Now you can see how a low-fat diet increases blood cholesterol. If the need for bile is reduced due to little fat in the diet, then the cholesterol produced by the liver is only partially used. According to a study published in the American Journal of Nutrition, dietary fat has a significant effect on bile salt metabolism.

After studying the effects of high-, intermediate-, and low-fat diets in six men (the diets contained the same amount of cholesterol ), the researchers concluded that:

“…both low-fat and high-fat diets have major effects on human bile salt metabolism, which are reflected in decreased turnover and synthesis of primary bile salts and, consequently, in impaired removal of cholesterol from the body via bile salts.”1

In other words, a low-fat diet discourages the production of bile, and bile is necessary to remove excess cholesterol from your bloodstream.

Because cholesterol is such an important moiety in so many body processes, it’s clear that there are …

Dangers In Lowering Cholesterol Levels Too Much

Now it becomes obvious why lowering your cholesterol by artificial means can be quite harmful. All of the above processes are greatly hampered when cholesterol levels plummet through the use of drugs.

What’s The Normal Range?

Over the years, what the Medical Establishment considers “normal” has changed (this is not unlike the lowering of diagnostic criteria for osteoporosis and the invention of osteopenia). The goal in lowering the bar, so to speak, is to sell more drugs. It’s a classic case of marketing a disease to market a drug.

Your doctor will likely tell you that serum cholesterol should be below 200 mg/dL, which is quite a contrast from years ago, when 175 to 275 (and higher) was an acceptable range.
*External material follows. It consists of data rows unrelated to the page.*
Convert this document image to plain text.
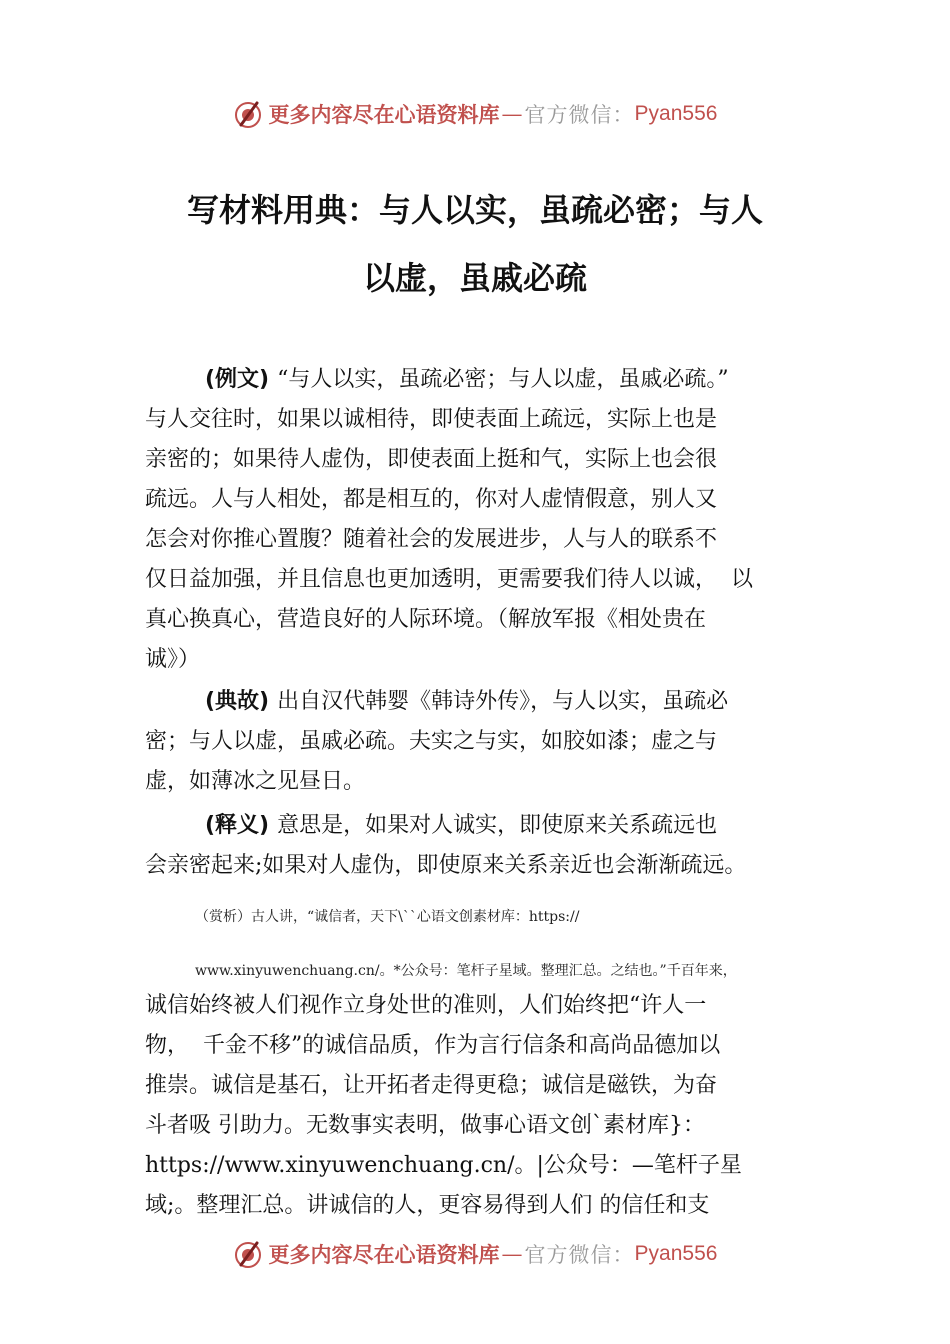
更多内容尽在心语资料库 — 官方微信： Pyan556
写材料用典：与人以实，虽疏必密；与人
以虚，虽戚必疏
(例文) “与人以实，虽疏必密；与人以虚，虽戚必疏。”
与人交往时，如果以诚相待，即使表面上疏远，实际上也是
亲密的；如果待人虚伪，即使表面上挺和气，实际上也会很
疏远。人与人相处，都是相互的，你对人虚情假意，别人又
怎会对你推心置腹？随着社会的发展进步，人与人的联系不
仅日益加强，并且信息也更加透明，更需要我们待人以诚，  以
真心换真心，营造良好的人际环境。（解放军报《相处贵在
诚》）
(典故) 出自汉代韩婴《韩诗外传》，与人以实，虽疏必
密；与人以虚，虽戚必疏。夫实之与实，如胶如漆；虚之与
虚，如薄冰之见昼日。
(释义) 意思是，如果对人诚实，即使原来关系疏远也
会亲密起来;如果对人虚伪，即使原来关系亲近也会渐渐疏远。
（赏析）古人讲，“诚信者，天下\``心语文创素材库：https://
www.xinyuwenchuang.cn/。*公众号：笔杆子星域。整理汇总。之结也。”千百年来，
诚信始终被人们视作立身处世的准则，人们始终把“许人一
物，  千金不移”的诚信品质，作为言行信条和高尚品德加以
推崇。诚信是基石，让开拓者走得更稳；诚信是磁铁，为奋
斗者吸 引助力。无数事实表明，做事心语文创`素材库}：
https://www.xinyuwenchuang.cn/。|公众号：—笔杆子星
域;。整理汇总。讲诚信的人，更容易得到人们 的信任和支
更多内容尽在心语资料库 — 官方微信： Pyan556
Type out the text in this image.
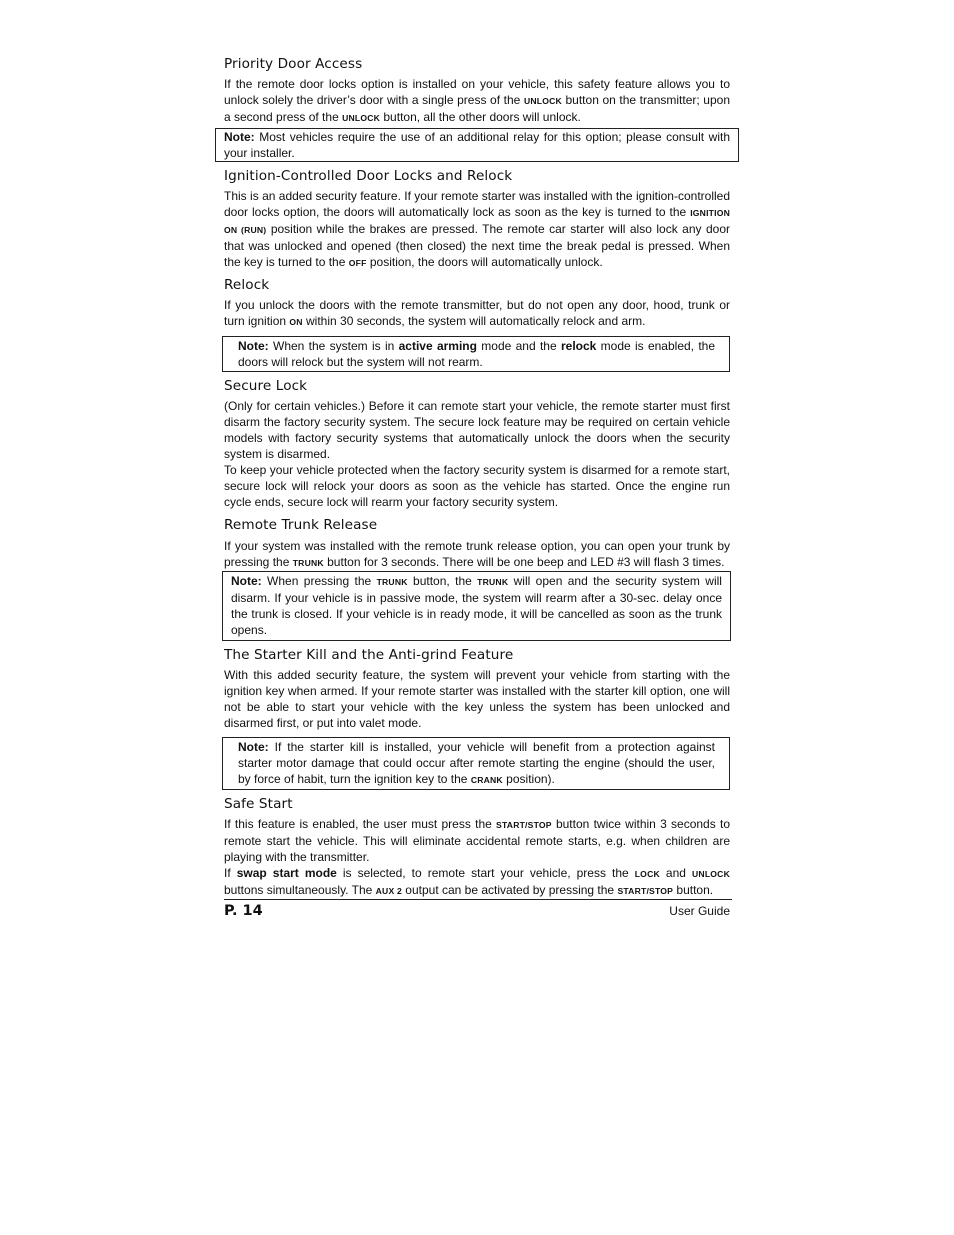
Priority Door Access

If the remote door locks option is installed on your vehicle, this safety feature allows you to unlock solely the driver’s door with a single press of the UNLOCK button on the transmitter; upon a second press of the UNLOCK button, all the other doors will unlock.

Note: Most vehicles require the use of an additional relay for this option; please consult with your installer.
Ignition-Controlled Door Locks and Relock

This is an added security feature. If your remote starter was installed with the ignition-controlled door locks option, the doors will automatically lock as soon as the key is turned to the IGNITION ON (RUN) position while the brakes are pressed. The remote car starter will also lock any door that was unlocked and opened (then closed) the next time the break pedal is pressed. When the key is turned to the OFF position, the doors will automatically unlock.

Relock

If you unlock the doors with the remote transmitter, but do not open any door, hood, trunk or turn ignition ON within 30 seconds, the system will automatically relock and arm.

Note: When the system is in active arming mode and the relock mode is enabled, the doors will relock but the system will not rearm.
Secure Lock

(Only for certain vehicles.) Before it can remote start your vehicle, the remote starter must first disarm the factory security system. The secure lock feature may be required on certain vehicle models with factory security systems that automatically unlock the doors when the security system is disarmed.

To keep your vehicle protected when the factory security system is disarmed for a remote start, secure lock will relock your doors as soon as the vehicle has started. Once the engine run cycle ends, secure lock will rearm your factory security system.

Remote Trunk Release

If your system was installed with the remote trunk release option, you can open your trunk by pressing the TRUNK button for 3 seconds. There will be one beep and LED #3 will flash 3 times.

Note: When pressing the TRUNK button, the TRUNK will open and the security system will disarm. If your vehicle is in passive mode, the system will rearm after a 30-sec. delay once the trunk is closed. If your vehicle is in ready mode, it will be cancelled as soon as the trunk opens.
The Starter Kill and the Anti-grind Feature

With this added security feature, the system will prevent your vehicle from starting with the ignition key when armed. If your remote starter was installed with the starter kill option, one will not be able to start your vehicle with the key unless the system has been unlocked and disarmed first, or put into valet mode.

Note: If the starter kill is installed, your vehicle will benefit from a protection against starter motor damage that could occur after remote starting the engine (should the user, by force of habit, turn the ignition key to the CRANK position).
Safe Start

If this feature is enabled, the user must press the START/STOP button twice within 3 seconds to remote start the vehicle. This will eliminate accidental remote starts, e.g. when children are playing with the transmitter.

If swap start mode is selected, to remote start your vehicle, press the LOCK and UNLOCK buttons simultaneously. The AUX 2 output can be activated by pressing the START/STOP button.

P. 14	User Guide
The normal range was lowered to accommodate the cholesterol-lowering effects of the statins, which take the cholesterol down below 200. So that became the “new normal.”

But What About “Good” And “Bad” Cholesterol?

The majority has been led to believe that there are two types of cholesterol, low-density lipoprotein, or LDL (the “bad” kind) and high-density lipoprotein, or HDL (the “good” kind), and that lowering the LDL is important for preventing heart disease. In actuality, the liver produces more than two kinds of cholesterol, and LDL is not inherently bad.

In fact, because LDL contains more fat than protein, it works to transport non-water-soluble, healthy fatty acids through the bloodstream to various tissues. HDL plays a role in the transport of hormones throughout the body and of cholesterol that’s bound to toxins back to the liver for processing.

Both forms of cholesterol – and the other forms, such as very low-density lipoprotein (VLDL) – are necessary for vital life processes. There is a constant adjustment of the LDL to HDL ratio in response to the body’s varying needs that change from day to day. It’s a remarkable biological balancing act that, like bone remodeling, can’t be forced into numerical parameters without causing harm.

In contrast to natural, food-based management of cholesterol, cholesterol-lowering drugs bypass the body’s natural system of “checks and balances” so to speak, causing unhealthy and at times dangerous imbalances. Statin drugs are no exception. In fact, they have an effect on the body that is very similar to bisphosphonates, the most commonly prescribed osteoporosis drugs.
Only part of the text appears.